Omdat iemand die Kṛṣṇa-bewust handelt een dienaar van iedereen is, is hij iedereen heel dierbaar, en omdat iedereen tevreden is over zijn werk, is zijn bewustzijn zuiver. Omdat zijn bewustzijn zuiver is, is zijn geest volledig onder controle en omdat zijn geest onder controle wordt gehouden, worden zijn zintuigen dat ook. Omdat zijn geest altijd op Kṛṣṇa geconcentreerd is, bestaat er geen kans dat hij van Kṛṣṇa wordt afgeleid.
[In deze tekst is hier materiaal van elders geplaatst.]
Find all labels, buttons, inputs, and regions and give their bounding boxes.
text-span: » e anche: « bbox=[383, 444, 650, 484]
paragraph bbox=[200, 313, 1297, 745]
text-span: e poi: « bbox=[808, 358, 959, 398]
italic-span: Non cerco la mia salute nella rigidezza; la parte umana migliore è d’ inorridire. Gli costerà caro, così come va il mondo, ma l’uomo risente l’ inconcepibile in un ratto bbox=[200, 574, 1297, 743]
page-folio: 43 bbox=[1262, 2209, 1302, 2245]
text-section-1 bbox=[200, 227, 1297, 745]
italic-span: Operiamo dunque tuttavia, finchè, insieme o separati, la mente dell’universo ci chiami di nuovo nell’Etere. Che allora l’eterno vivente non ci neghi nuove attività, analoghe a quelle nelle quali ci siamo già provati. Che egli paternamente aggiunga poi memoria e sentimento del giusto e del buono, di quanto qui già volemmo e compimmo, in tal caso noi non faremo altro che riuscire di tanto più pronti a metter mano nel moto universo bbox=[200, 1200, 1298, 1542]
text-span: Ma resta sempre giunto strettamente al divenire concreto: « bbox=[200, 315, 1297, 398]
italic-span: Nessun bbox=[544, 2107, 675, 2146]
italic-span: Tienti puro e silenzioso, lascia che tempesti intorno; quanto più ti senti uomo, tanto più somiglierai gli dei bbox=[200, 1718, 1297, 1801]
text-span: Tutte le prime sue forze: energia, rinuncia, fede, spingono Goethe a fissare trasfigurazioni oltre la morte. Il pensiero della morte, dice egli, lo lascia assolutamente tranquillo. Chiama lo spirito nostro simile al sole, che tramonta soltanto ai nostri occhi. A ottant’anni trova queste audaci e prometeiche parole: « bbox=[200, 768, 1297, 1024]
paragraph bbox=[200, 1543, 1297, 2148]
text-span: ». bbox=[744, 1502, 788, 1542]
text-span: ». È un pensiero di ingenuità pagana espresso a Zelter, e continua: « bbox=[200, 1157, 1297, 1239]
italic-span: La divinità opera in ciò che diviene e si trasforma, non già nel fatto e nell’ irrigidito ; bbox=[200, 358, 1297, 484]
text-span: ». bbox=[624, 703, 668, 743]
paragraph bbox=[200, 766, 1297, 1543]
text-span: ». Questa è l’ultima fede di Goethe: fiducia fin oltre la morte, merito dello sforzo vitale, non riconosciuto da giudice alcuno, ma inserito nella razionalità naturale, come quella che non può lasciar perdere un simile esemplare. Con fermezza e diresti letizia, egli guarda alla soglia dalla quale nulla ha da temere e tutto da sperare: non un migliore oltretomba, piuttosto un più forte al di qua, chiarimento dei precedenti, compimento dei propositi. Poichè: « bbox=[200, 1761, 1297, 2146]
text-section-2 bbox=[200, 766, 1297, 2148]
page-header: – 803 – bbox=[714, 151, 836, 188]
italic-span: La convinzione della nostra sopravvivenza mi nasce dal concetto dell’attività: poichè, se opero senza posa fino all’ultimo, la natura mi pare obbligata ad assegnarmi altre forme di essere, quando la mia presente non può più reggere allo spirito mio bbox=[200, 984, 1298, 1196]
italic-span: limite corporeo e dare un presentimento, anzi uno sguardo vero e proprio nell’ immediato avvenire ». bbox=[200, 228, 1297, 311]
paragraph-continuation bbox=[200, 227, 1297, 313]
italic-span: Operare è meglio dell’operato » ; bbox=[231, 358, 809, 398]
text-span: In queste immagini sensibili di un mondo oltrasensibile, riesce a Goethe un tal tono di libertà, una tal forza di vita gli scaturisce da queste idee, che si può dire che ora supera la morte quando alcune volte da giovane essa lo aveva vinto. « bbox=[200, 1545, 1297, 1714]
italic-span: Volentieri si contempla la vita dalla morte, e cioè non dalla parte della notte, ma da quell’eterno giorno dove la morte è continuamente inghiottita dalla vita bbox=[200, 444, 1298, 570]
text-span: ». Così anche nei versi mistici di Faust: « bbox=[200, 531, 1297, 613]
Er bestaat evenmin een kans dat hij zijn zintuigen voor iets anders gebruikt dan voor dienst aan de Heer. Hij houdt er niet van om iets anders te horen dan onderwerpen die verband houden met Kṛṣṇa; hij houdt er niet van om iets te eten dat niet aan Kṛṣṇa geofferd is, en hij zal nooit ergens naar toe willen gaan als Kṛṣṇa er niet bij betrokken is. Daarom heeft hij zijn zintuigen onder controle.
Iemand met beheerste zintuigen zal nooit iemand kwaad doen. Men zou nu kunnen vragen: ‘Waarom viel Arjuna (in de strijd) anderen dan aan? Was hij niet Kṛṣṇa-bewust?’ Arjuna was alleen oppervlakkig gezien een aanvaller, want (zoals al in het tweede hoofdstuk is uitgelegd) alle personen die op het slagveld verzameld waren, zouden blijven voortleven als individuen, omdat de ziel niet gedood kan worden. Spiritueel gezien werd niemand op het Slagveld van Kurukṣetra gedood; op bevel van Kṛṣṇa, die persoonlijk aanwezig was, werden alleen hun kleren verwisseld. Toen Arjuna op het slagveld vocht, was hij in werkelijkheid helemaal niet aan het vechten, hij voerde eenvoudig de opdracht van Kṛṣṇa uit in volledig Kṛṣṇa-bewustzijn. Zo’n persoon is nooit verstrikt in karma voor activiteiten.